Tiago Petinga/EFE/EPA
Tiago Petinga/EFE/EPA

Em meio a protestos, parlamentares de Portugal votam a favor da eutanásia

Procedimento é legal em apenas seis países; decisão ainda passa por nova votação e pelas mãos do presidente

Redação, O Estado de S.Paulo

20 de fevereiro de 2020 | 16h38

Em votação histórica nesta quinta-feira, 20, o Parlamento de Portugal decidiu a favor da despenalização da eutanásia e do suicídio assistido para pacientes em estado terminal. O presidente do país ainda pode tentar reverter a decisão. 

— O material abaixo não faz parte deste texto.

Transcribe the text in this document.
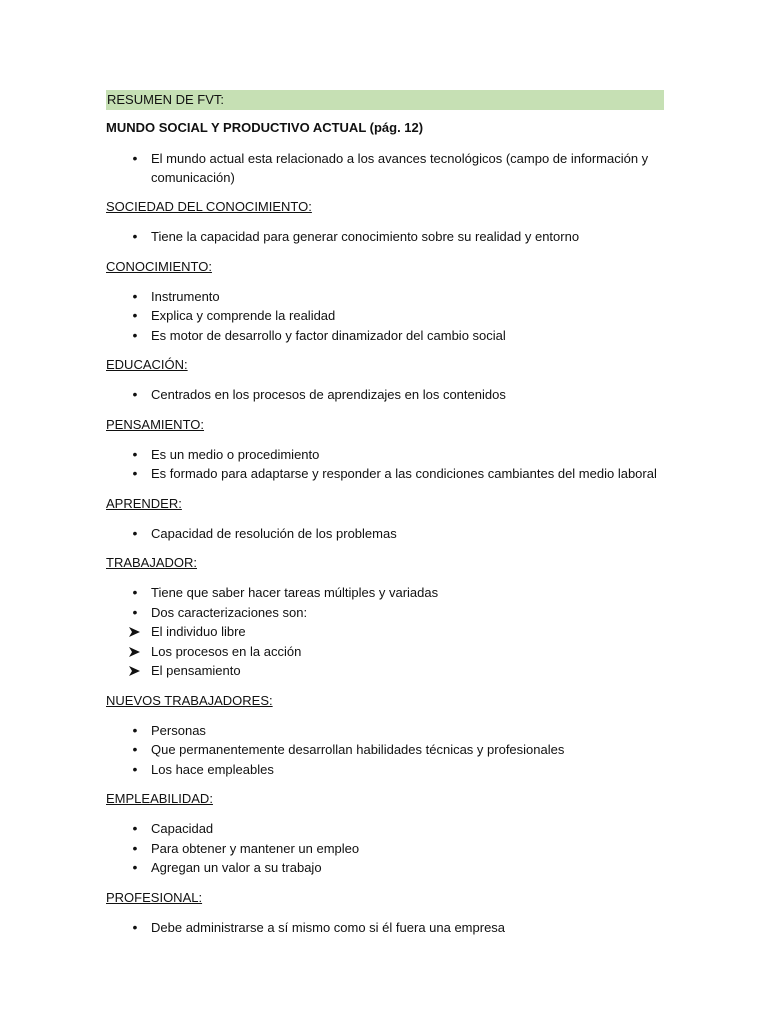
RESUMEN DE FVT:
MUNDO SOCIAL Y PRODUCTIVO ACTUAL (pág. 12)
•	El mundo actual esta relacionado a los avances tecnológicos (campo de información y comunicación)
SOCIEDAD DEL CONOCIMIENTO:
•	Tiene la capacidad para generar conocimiento sobre su realidad y entorno
CONOCIMIENTO:
•	Instrumento
•	Explica y comprende la realidad
•	Es motor de desarrollo y factor dinamizador del cambio social
EDUCACIÓN:
•	Centrados en los procesos de aprendizajes en los contenidos
PENSAMIENTO:
•	Es un medio o procedimiento
•	Es formado para adaptarse y responder a las condiciones cambiantes del medio laboral
APRENDER:
•	Capacidad de resolución de los problemas
TRABAJADOR:
•	Tiene que saber hacer tareas múltiples y variadas
•	Dos caracterizaciones son:
El individuo libre
Los procesos en la acción
El pensamiento
NUEVOS TRABAJADORES:
•	Personas
•	Que permanentemente desarrollan habilidades técnicas y profesionales
•	Los hace empleables
EMPLEABILIDAD:
•	Capacidad
•	Para obtener y mantener un empleo
•	Agregan un valor a su trabajo
PROFESIONAL:
•	Debe administrarse a sí mismo como si él fuera una empresa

A Assembleia da República, o Parlamento de Portugal, aprovou cinco projetos de direito à morte, todos com margem confortável. 

Antes dos legisladores votarem, centenas de pessoas fora do prédio do Parlamento protestaram contra as medidas. Uma faixa dizia: “A eutanásia não acaba com o sofrimento, acaba com a vida.” Alguns manifestantes carregavam crucifixos e efígies religiosas.

O presidente do país, Marcelo Rebelo de Sousa, tem uma posição relutante em relação ao tema e  pode vetar a nova lei. Agora, os cinco projetos seguem para debate e devem ser ajustados para um texto comum. Esse texto final passa por nova votação e segue para o Palácio de Belém, onde o presidente pode vetar, promulgar ou enviar o documento para o Tribunal Constitucional.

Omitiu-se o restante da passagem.